7. Mark Dyczkowski & Christopher Wallis — Context & Philology

Wallis gives direct verse-specific help in his official concordance, but it is translation-level help rather than extended commentary. His most useful choice is to render saṃghaṭṭa as dynamic tension, which protects the verse from being reduced to generic breath mindfulness. He also renders the fruit as the arising of equality consciousness, which matches the compound well. Dyczkowski's official PDF likewise offers direct translation support, not fuller exposition: the meeting can occur within, specifically glossed as the heart, or outside in the End of the Twelve, and the decisive moment is when the breaths come to a halt. Beyond that, no fuller official Dyczkowski commentary was located in this pass. One Hareesh source does add useful indirect context: in his official Triśirobhairava article, he notes that Abhinavagupta and Jayaratha connect VBT 62-64 with the fusion of prāṇa and apāna and entry into the Center, glossed there as madhya-nāḍī. That should be treated as indirect context, but it helps explain why the fruit here is equality-consciousness rather than mere respiratory suspension.

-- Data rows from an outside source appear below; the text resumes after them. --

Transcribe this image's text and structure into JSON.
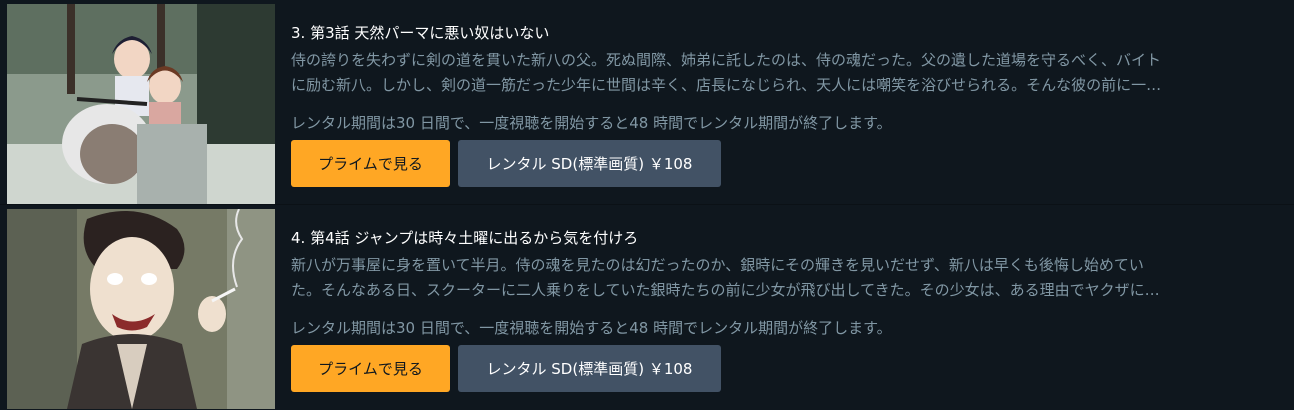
{
  "episodes": [
    {
      "title": "3. 第3話 天然パーマに悪い奴はいない",
      "synopsis_line1": "侍の誇りを失わずに剣の道を貫いた新八の父。死ぬ間際、姉弟に託したのは、侍の魂だった。父の遺した道場を守るべく、バイト",
      "synopsis_line2": "に励む新八。しかし、剣の道一筋だった少年に世間は辛く、店長になじられ、天人には嘲笑を浴びせられる。そんな彼の前に一…",
      "rental_note": "レンタル期間は30 日間で、一度視聴を開始すると48 時間でレンタル期間が終了します。",
      "prime_label": "プライムで見る",
      "rent_label": "レンタル SD(標準画質) ￥108"
    },
    {
      "title": "4. 第4話 ジャンプは時々土曜に出るから気を付けろ",
      "synopsis_line1": "新八が万事屋に身を置いて半月。侍の魂を見たのは幻だったのか、銀時にその輝きを見いだせず、新八は早くも後悔し始めてい",
      "synopsis_line2": "た。そんなある日、スクーターに二人乗りをしていた銀時たちの前に少女が飛び出してきた。その少女は、ある理由でヤクザに…",
      "rental_note": "レンタル期間は30 日間で、一度視聴を開始すると48 時間でレンタル期間が終了します。",
      "prime_label": "プライムで見る",
      "rent_label": "レンタル SD(標準画質) ￥108"
    }
  ],
  "colors": {
    "background": "#0f171e",
    "prime_button": "#ffa724",
    "rent_button": "#425265",
    "muted_text": "#8197a4"
  }
}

8. Daniel Odier — The Somatic Grounding

Odier compresses the verse to the bodily fact of the gap between inbreath and outbreath. For this verse, the useful somatic cue is simple: feel the place where the two movements actually touch the same point and the body is not yet moving either inward or outward. Bliss is not somewhere else. It is tasted at that contact when alternation falls quiet.

9. Paul Reps — The "Sudden Hit"

With utmost devotion, center on the two junctions of breath and know the knower.

10. Upāya Type

Āṇavopāya. Lakshmanjoo explicitly calls it āṇavopāya. Singh explicitly says it is āṇavopāya leading to śāktopāya. The safest classification is therefore breath-supported āṇavopāya with a clearly subtler fruition.

11. Resonance Check (Adhikāra)

This practice suits someone with enough somatic subtlety to feel an actual junction rather than merely thinking about breathing. It especially fits the practitioner who can stay with one fine point, inward or outward, without restlessness and without the urge to control the lungs.

12. The "What Else?" — The Pitfall

The trap is forcing a breath-hold at an imagined meeting-point and calling the resulting pressure samatva-vijñāna. If the throat, chest, or diaphragm is being gripped, the verse has already been replaced by strain.

13. Verse-Specific Glossary

  • saṃghaṭṭa: the collision, fusion, or dynamic contact of outgoing and incoming breath at one exact point; not mere awareness of breathing in general.
  • dvādaśānta: the subtle terminal point of breath or awareness; here the relevant sense is the outer end-point where the two breaths may be observed to meet.
  • samatva-vijñāna: equality-consciousness; the recognition that inner and outer resolve into one undivided awareness.
  • bhājanam: vessel, receptacle, or fitness; here it means becoming capable of the arising of that recognition.
  • prāṇa / apāna: the two opposed breath-currents; in this verse's usage they are treated as the paired movements whose meeting and cessation disclose the center.